Within the user-defined function for Agents that execute flows, the get_param_mapping function is run whenever a file is added or modified in the directory that the Agent is watching, and the execute function is run whenever all files are observed. The get_param_mapping function is used to specify the parameters that will be passed to the flow, and the execute function is used to specify the input files and parameters to the flow that is executed.

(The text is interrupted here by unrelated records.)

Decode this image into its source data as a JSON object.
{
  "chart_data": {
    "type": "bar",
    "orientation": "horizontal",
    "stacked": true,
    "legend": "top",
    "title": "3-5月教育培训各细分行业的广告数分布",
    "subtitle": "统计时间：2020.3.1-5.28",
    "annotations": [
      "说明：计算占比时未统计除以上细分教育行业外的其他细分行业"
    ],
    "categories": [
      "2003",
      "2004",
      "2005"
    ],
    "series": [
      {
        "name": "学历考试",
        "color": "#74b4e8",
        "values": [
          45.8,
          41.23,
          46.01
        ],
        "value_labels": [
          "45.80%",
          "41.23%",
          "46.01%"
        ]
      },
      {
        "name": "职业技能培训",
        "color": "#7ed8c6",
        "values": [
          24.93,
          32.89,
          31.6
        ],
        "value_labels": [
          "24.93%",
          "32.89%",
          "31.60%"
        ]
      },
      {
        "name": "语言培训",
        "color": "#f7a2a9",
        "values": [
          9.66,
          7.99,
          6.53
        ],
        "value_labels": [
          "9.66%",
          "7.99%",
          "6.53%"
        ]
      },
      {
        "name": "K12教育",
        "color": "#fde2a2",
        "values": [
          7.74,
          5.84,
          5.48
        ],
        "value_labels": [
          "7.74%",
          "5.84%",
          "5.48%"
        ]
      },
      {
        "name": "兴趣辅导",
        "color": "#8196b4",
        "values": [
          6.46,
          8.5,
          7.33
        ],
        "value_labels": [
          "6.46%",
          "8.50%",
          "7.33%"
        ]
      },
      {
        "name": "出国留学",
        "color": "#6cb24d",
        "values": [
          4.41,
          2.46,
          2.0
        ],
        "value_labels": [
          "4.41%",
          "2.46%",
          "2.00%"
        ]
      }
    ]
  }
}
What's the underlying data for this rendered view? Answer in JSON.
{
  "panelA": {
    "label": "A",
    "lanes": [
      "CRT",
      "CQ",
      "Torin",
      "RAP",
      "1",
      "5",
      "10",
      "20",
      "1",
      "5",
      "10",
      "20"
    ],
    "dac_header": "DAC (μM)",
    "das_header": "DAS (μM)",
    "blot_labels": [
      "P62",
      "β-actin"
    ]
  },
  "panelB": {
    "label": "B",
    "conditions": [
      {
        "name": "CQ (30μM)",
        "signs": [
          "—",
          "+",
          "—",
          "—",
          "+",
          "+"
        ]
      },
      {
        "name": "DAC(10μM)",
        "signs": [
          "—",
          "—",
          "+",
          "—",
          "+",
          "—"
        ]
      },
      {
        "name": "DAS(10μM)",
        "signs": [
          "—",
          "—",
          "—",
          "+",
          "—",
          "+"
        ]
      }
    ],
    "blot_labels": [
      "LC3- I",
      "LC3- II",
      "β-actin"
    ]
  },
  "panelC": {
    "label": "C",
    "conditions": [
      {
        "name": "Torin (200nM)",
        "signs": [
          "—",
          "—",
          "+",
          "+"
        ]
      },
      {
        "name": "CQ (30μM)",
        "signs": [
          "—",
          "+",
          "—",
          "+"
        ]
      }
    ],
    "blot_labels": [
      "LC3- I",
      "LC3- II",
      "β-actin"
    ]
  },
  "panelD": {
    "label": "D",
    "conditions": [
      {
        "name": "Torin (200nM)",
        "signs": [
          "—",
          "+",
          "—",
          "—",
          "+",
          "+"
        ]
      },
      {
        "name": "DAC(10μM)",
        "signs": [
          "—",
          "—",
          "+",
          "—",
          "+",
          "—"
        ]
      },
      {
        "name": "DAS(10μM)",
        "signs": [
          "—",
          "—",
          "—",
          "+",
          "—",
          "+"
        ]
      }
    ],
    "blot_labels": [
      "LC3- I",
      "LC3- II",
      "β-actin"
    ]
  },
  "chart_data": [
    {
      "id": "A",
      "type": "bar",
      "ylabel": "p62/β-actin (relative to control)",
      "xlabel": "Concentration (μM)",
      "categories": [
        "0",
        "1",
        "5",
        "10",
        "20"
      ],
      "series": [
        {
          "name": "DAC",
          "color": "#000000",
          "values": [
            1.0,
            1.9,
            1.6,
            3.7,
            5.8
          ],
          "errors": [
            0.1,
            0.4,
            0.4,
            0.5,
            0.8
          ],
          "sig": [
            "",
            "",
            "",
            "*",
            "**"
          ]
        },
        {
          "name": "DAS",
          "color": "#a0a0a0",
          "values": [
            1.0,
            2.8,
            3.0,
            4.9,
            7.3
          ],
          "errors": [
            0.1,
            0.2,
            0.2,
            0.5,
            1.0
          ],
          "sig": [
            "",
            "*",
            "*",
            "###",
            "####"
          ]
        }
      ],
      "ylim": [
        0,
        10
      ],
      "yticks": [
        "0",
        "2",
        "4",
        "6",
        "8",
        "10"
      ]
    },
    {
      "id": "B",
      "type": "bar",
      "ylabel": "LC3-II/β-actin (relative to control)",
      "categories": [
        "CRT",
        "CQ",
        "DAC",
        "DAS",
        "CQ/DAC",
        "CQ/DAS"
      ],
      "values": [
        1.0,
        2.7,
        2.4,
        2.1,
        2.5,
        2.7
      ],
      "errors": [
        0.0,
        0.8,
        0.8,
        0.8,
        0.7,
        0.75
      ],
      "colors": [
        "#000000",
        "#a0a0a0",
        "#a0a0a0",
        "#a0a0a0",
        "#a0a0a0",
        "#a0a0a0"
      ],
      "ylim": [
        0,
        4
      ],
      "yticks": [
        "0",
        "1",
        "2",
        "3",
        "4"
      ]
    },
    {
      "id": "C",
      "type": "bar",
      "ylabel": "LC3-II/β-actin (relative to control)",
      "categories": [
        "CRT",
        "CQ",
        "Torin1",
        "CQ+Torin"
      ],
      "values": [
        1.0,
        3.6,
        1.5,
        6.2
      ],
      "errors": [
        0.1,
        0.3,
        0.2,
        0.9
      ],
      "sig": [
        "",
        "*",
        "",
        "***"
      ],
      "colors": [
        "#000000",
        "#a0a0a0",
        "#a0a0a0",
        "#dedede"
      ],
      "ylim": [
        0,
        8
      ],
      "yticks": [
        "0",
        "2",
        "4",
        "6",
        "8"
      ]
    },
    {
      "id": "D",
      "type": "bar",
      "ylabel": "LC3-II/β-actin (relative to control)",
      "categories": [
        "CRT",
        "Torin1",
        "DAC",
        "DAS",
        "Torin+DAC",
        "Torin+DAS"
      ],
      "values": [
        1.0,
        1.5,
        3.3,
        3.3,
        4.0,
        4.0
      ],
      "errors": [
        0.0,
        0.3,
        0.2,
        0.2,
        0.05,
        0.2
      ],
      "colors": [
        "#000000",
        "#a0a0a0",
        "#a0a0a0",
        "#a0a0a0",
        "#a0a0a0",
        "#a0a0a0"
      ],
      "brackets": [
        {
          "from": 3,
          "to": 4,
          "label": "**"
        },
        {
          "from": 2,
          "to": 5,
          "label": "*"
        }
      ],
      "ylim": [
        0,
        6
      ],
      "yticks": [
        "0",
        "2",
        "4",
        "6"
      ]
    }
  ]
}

A skeleton for the user-defined function with associated types is shown below:

def fp(watch_dir: str, parent_dir: str, pattern: str) -> Callable[[str], bool]:
pass

def get_param_mapping(
watch_dir: str,
parent_dir: str = "",
file_name: str = "",
modified_time: str = "",
body: bytes = bytes(),
) -> Dict[str, Callable[[str], bool]]:
# returns a dictionary of fp objects indexed by `node name`.`param name`
pass

def execute(flow_params_fw: FileWatcherResult) -> TriggerFlowParams:
# returns a TriggerFlowParams object
pass

Classes associated with Agent-triggered flows

The FileWatcherResult consists of a dictionary of FileParam objects indexed by node name.param name.

  • param files: dict[str, fileParam] - Dictionary of FileParam objects indexed by node name.param name
  • param tags: Optional[List[FileTag]] - List of tags to be applied to all files

TriggerFlowParams is used to specify the inputs to the flow that is executed when all files are observed. It contains the following parameters:

  • param single_file_params: Optional[Dict[str, FileParam]] - Dict of FileParam objects indexed by node name.param name. These parameters are used for nodes that accept a single file as input.
  • param multi_file_params: Optional[Dict[str, MultiFileParam]] - Dict of MultiFileParam objects indexed by node name.param name. These parameters are used for nodes that accept multiple files as input.
  • param benchling_tag: Optional[Tag] - Additional parameters to be passed to flow. This parameter is used for inputs to the Input_Benchling node.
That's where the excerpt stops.